Stadt ohne Arbeitslosigkeit - Ein Projekt

Effektive Verminderung von Arbeitslosigkeit: An dieser Vision wird in Wennigsen aktiv gearbeitet. Das Projekt „Stadt ohne Arbeitslosigkeit“, welches vom SPD-Bundestagsabgeordneten Matthias Miersch initiiert wurde, hat mit der Volkshochschule Calenberger Land als Träger eine Koordinierungsstelle eingerichtet. Aufgabe dieser Stelle ist es, mögliche Betätigungsfelder in der Kommune zu benennen, die durch den freien Markt nicht abgedeckt sind.
Global denken – lokal handeln: Unter diesem Motto hatte Miersch im Jahr 2008 mit seinem Team Fragen entwickelt und diese auf Karten drucken lassen. „Wie sieht die Stadt von Morgen aus?“ war darauf zu lesen.

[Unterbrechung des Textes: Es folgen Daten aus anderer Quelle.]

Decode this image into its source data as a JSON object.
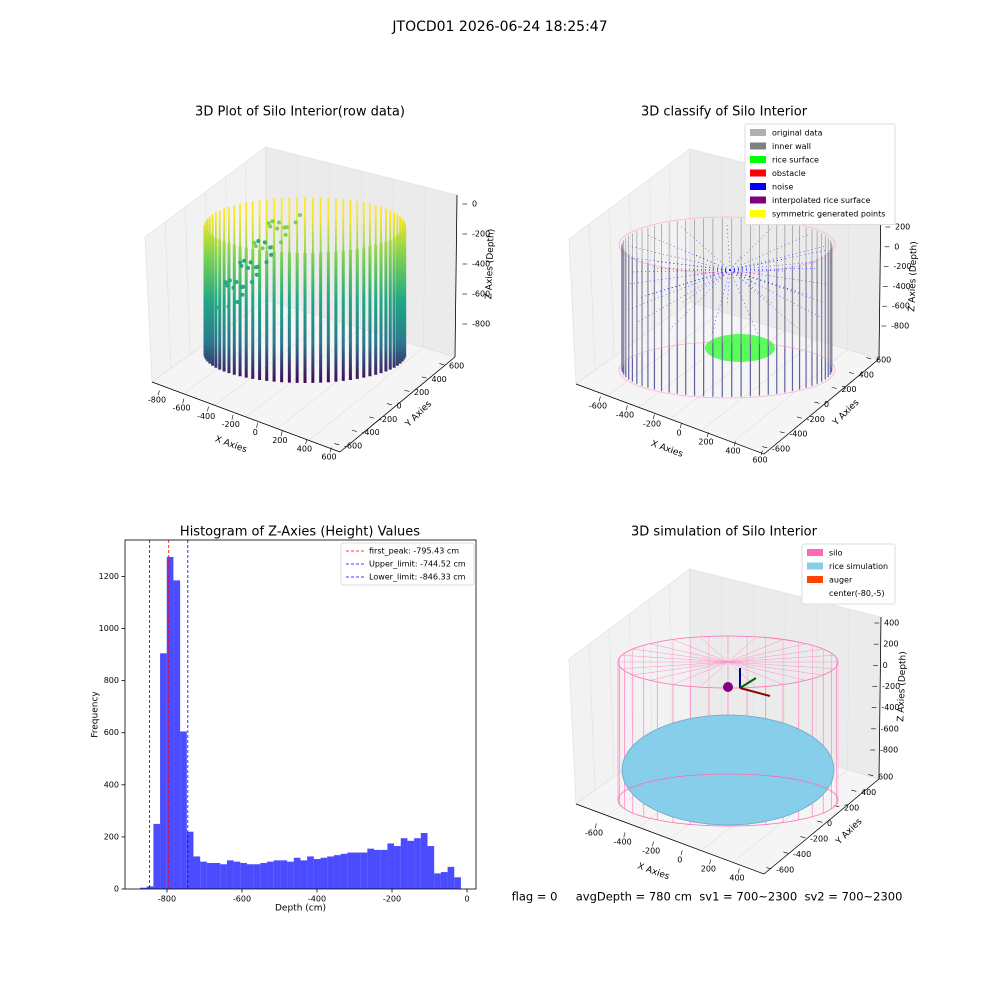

Die Umfrage wurde bei Infoständen, bei den zahlreichen Besuchergruppen in Berlin und bei seinen Schulbesuchen durchgeführt.
Die Auswertung der Umfrageaktion verdeutlichte, dass ein Leben in Arbeit bei den meisten Menschen aller Altersgruppen das wichtigste Kriterium darstellt.
Daraus entwickelte sich ab Anfang 2009 das Projekt „Stadt ohne Arbeitslosigkeit“. Die Gemeinde Wennigsen erschien aufgrund seiner Struktur als Musterkommune am geeignetsten zu sein. Miersch hatte damals Wennigsens Bürgermeister Christoph Meineke, den Gemeinde-Wirtschaftsförderer Christian Mainka, Jobcenter, Kommunalpolitiker und Arbeitsmarktexperten an einen Tisch geholt, um ein Arbeitsvermittlungskonzept zu erstellen. Ziel war die Einrichtung einer Koordinierungsstelle, welche durch Kontakt zur Gemeinde, Vereinen und Firmen ein Netzwerk aufbauen sollte, um Einsatzmöglichkeiten für ehrenamtliche Arbeit zu eruieren.
Die Koordinierungsstelle hat mit Dr. Axel Görke ein Gesicht bekommen. Seit Sommer 2010 tritt Görke in Kontakt mit Arbeitssuchenden, der Wirtschaft und örtlichen Vereinen. Görke unterstützt Bewerbungsbemühungen und steht beratend zur Seite, um Eingliederungen in den Arbeitsmarkt erfolgreich zu gewährleisten. Die Eigeninitiative der zu Vermittelnden steht dabei immer im Mittelpunkt aller Bemühungen.
Im August 2011 war fraglich, ob mit den zur Zeit bestehenden Instrumenten des Jobcenters die Arbeit von Görke für ein weiteres Jahr fortgesetzt werden kann. Durch den Einsatz aller Beteiligten ist auch diese Herausforderung gemeistert worden und die Koordinierungsstelle kann ein weiteres Jahr ihre Pionierarbeit fortsetzen.